In Texas, HB 896, introduced and referred to the Youth Health and Safety Committee on March 1, would, as it is written now, prohibit all children under 18 years of age from using social media. 

Finally, in Louisiana, Sen. Patrick McMath is in the process of filing a bill that would require parental consent for teen social media use and create blackout times一between 10:30 p.m. and 6:30 a.m. like Utah’s一in which teenagers will not be allowed to use social media apps, with restrictions targeting children of or below 16 years of age. 

Although, already established in Louisiana is a controversial law known as Act 440, which requires age verification to access pornographic websites. This age verification is being done through an app called LA Wallet, which since December 2020 has been considered a legal equivalent to a physical license in the state.

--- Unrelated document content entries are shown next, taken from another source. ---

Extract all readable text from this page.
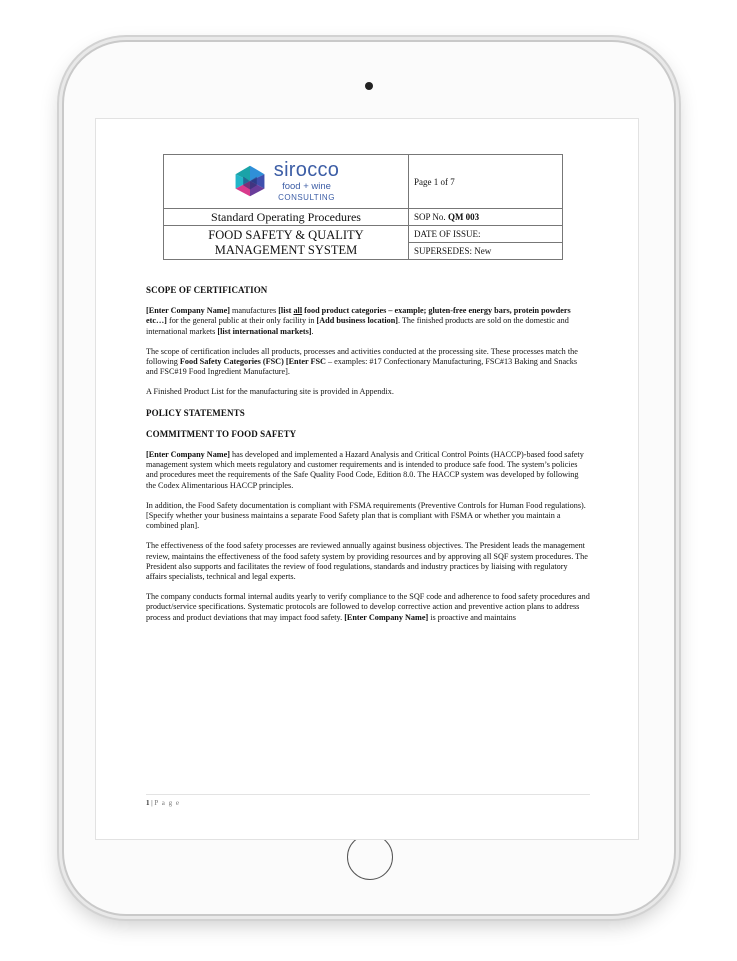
sirocco
food + wine
CONSULTING	Page 1 of 7
Standard Operating Procedures	SOP No. QM 003
FOOD SAFETY & QUALITY MANAGEMENT SYSTEM	DATE OF ISSUE:
	SUPERSEDES: New
SCOPE OF CERTIFICATION

[Enter Company Name] manufactures [list all food product categories – example; gluten-free energy bars, protein powders etc…] for the general public at their only facility in [Add business location]. The finished products are sold on the domestic and international markets [list international markets].

The scope of certification includes all products, processes and activities conducted at the processing site. These processes match the following Food Safety Categories (FSC) [Enter FSC – examples: #17 Confectionary Manufacturing, FSC#13 Baking and Snacks and FSC#19 Food Ingredient Manufacture].

A Finished Product List for the manufacturing site is provided in Appendix.

POLICY STATEMENTS
COMMITMENT TO FOOD SAFETY

[Enter Company Name] has developed and implemented a Hazard Analysis and Critical Control Points (HACCP)-based food safety management system which meets regulatory and customer requirements and is intended to produce safe food. The system’s policies and procedures meet the requirements of the Safe Quality Food Code, Edition 8.0. The HACCP system was developed by following the Codex Alimentarious HACCP principles.

In addition, the Food Safety documentation is compliant with FSMA requirements (Preventive Controls for Human Food regulations). [Specify whether your business maintains a separate Food Safety plan that is compliant with FSMA or whether you maintain a combined plan].

The effectiveness of the food safety processes are reviewed annually against business objectives. The President leads the management review, maintains the effectiveness of the food safety system by providing resources and by approving all SQF system procedures. The President also supports and facilitates the review of food regulations, standards and industry practices by liaising with regulatory affairs specialists, technical and legal experts.

The company conducts formal internal audits yearly to verify compliance to the SQF code and adherence to food safety procedures and product/service specifications. Systematic protocols are followed to develop corrective action and preventive action plans to address process and product deviations that may impact food safety. [Enter Company Name] is proactive and maintains

1 | P a g e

Still, this law and other localized bans are easily avoidable by using VPNs. 

“I think limits on social media could be beneficial to some people, but I don’t think we should try to control people,” Garcia said. “After a certain age, people should be able to customize these limits and if they don’t want limits, that’s their discussion. These limits are something that parents should discuss with their children.”

Critics of such laws claim that they are, among other things, an infringement upon the First Amendment rights granted to all Americans. As proof, they cite the fact that these laws will be requiring online services to collect private and sensitive information to verify not just age, but paternal relation. This includes things such as birth certificates and IDs, data that might be put at risk as a result. In addition to stating that these laws are unconstitutional, many critics have also expressed skepticism over how laws such as these will be enforceable by the states passing them. 

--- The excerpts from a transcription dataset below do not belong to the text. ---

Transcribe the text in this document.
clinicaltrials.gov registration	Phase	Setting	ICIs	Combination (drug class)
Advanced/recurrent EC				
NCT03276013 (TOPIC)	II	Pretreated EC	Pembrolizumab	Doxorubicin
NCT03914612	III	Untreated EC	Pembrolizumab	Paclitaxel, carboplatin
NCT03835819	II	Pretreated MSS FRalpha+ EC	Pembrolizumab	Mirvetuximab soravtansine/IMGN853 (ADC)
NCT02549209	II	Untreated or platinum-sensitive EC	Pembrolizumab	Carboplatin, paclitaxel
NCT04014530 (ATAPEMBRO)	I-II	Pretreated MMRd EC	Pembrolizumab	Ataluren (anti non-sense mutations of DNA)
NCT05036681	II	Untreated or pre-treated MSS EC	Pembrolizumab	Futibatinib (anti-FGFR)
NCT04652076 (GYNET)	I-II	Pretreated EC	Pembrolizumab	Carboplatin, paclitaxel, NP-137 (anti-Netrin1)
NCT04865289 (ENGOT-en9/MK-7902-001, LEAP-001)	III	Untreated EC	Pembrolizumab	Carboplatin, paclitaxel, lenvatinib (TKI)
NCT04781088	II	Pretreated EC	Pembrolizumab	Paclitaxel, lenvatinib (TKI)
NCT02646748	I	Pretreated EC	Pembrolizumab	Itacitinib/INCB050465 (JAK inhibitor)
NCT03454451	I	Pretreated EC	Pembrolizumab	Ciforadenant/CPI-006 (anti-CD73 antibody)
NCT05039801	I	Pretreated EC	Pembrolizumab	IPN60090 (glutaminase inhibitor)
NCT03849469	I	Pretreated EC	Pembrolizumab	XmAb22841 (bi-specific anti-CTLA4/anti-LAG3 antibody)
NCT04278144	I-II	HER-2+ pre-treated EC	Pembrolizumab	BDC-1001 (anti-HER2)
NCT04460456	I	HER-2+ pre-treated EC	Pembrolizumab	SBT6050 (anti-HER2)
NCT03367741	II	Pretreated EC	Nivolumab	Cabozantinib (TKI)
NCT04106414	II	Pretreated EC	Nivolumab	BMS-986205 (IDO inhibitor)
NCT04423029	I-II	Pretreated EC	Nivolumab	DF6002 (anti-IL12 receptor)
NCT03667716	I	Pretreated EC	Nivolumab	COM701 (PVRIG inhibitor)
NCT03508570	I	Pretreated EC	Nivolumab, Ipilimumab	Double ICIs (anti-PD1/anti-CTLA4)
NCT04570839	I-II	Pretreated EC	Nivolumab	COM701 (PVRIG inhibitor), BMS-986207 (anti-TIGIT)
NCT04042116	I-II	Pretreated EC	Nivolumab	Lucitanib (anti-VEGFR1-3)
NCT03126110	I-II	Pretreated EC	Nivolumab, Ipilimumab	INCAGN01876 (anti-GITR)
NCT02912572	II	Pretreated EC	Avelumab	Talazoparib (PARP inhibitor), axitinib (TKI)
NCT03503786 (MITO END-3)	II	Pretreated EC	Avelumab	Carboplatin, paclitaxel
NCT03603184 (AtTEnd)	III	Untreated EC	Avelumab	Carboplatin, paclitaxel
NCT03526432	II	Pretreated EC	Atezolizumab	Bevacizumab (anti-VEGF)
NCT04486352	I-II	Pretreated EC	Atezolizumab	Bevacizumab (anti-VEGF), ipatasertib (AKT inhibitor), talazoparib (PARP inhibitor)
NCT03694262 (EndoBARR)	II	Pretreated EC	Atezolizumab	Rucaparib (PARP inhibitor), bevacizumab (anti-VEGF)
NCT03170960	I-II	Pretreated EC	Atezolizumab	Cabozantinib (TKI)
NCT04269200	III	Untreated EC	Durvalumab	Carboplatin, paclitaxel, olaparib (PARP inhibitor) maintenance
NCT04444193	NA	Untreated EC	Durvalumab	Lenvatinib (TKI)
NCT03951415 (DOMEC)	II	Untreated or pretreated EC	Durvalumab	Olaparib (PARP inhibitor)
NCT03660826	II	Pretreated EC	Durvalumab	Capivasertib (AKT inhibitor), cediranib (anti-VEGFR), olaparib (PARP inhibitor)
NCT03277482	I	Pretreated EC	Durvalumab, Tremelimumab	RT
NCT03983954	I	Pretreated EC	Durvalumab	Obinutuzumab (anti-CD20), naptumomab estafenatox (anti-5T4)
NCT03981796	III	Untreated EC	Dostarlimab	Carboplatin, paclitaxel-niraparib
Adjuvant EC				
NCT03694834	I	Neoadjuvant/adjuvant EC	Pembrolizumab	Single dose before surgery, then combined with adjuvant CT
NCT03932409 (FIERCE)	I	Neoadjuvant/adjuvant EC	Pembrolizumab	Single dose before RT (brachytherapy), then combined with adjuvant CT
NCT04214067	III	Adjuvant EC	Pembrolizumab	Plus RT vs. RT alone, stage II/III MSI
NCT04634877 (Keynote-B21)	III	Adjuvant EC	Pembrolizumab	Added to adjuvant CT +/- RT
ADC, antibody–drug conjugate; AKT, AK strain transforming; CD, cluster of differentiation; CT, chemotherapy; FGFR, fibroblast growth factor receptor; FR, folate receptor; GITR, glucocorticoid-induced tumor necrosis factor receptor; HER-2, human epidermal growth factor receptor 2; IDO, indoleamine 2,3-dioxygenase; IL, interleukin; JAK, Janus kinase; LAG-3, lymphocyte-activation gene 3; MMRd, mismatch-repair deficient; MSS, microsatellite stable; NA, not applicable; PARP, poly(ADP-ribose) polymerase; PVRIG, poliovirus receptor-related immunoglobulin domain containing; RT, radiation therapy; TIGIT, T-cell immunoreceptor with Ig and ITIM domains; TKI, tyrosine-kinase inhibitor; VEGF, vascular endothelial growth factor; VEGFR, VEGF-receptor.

“[While] I do think having limits on social media can be useful because you get so ‘trapped’ in the app that you don’t realize how long you’re scrolling, [I also think] some parts of the laws go against children’s privacy,” freshman Shani Shtaeinweis said. “You see this invasion of privacy with social media companies collecting minors’ data especially.”

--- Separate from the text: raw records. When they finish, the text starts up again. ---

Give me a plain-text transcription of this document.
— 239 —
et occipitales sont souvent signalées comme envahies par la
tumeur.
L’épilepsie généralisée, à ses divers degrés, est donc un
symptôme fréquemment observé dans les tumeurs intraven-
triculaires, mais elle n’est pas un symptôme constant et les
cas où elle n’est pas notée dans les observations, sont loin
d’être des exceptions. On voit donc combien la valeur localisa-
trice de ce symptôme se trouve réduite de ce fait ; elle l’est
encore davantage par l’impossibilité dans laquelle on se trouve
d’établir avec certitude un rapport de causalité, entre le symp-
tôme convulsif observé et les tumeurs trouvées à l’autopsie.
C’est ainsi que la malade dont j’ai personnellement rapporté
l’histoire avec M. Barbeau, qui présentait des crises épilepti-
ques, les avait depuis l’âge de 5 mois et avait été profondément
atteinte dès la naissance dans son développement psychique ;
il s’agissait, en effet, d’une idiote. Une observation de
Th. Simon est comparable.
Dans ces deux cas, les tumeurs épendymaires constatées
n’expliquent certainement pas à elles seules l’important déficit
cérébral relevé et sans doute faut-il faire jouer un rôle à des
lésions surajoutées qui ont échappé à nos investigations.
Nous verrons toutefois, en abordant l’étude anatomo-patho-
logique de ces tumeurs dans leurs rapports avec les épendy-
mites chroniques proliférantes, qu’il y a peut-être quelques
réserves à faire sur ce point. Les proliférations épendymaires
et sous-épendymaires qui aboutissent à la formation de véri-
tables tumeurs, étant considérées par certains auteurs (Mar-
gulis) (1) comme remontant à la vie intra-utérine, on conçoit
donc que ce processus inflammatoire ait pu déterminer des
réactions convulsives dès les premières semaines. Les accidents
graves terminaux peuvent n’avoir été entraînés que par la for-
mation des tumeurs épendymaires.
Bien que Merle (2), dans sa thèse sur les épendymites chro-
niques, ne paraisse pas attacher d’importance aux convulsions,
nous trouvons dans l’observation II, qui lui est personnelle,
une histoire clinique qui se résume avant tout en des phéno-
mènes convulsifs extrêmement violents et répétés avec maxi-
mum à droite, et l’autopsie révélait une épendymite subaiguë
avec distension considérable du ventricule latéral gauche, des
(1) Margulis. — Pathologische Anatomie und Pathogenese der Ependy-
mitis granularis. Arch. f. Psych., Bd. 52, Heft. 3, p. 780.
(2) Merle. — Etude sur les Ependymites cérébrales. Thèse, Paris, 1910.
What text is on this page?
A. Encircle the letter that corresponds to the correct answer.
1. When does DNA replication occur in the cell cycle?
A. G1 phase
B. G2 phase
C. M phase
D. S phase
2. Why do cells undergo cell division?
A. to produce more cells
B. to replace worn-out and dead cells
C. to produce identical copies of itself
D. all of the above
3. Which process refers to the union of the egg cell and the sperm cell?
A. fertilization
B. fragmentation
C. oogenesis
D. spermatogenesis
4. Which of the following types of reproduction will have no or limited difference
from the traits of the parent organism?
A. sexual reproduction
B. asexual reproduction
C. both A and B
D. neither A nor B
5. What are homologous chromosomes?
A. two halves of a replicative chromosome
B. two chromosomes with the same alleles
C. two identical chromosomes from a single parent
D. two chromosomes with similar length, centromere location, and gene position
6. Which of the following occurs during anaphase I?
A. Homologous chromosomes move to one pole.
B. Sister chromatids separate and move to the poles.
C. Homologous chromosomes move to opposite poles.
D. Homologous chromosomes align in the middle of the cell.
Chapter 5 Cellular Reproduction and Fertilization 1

In defense of such laws, legislators cite studies showing mental health issues as they relate to social media. For instance, one by the National Center for Health found that 13% of kids ages 12-17 report depression and 32% report anxiety, age groups that also report high usage of social media.

Still, in many MSD students’ opinions, state laws regulating teen social media usage are not the solution. While it is generally agreed that social media can definitely be a contributing factor to mental health issues, a lot of students still see these laws as unnecessary and ultimately, overkill. 

“I do believe that social media harms teens’ mental health because it gives them unhealthy ideals that they feel the need to live up [to, but] I think that laws [restricting teen social media use] aren’t necessary,” senior Emma Velez said. “Teens themselves just need better education on social media and how to use it without harming themselves or others. In some cases, parental permissions help, especially when the individual is under 14 [and I also] think that teens should have a blackout time before they go to sleep so that they can get a better rest, but a state mandate is quite frankly overkill.”

Yet, regardless of the opinions of many MSD students, these laws are already being passed and may soon prove to be a reality for MSD students as they are for so many other high schoolers in the U.S., especially with the intensity at which they continue to sweep across the nation.

However, legislature concerning social media use is not confined to individual states, having become a priority of the national government in addition to those on a more local scale. As of late, this has become even more apparent, with Congress attempting to ban TikTok, an action that would undeniably affect teens, whether that be for better or for worse.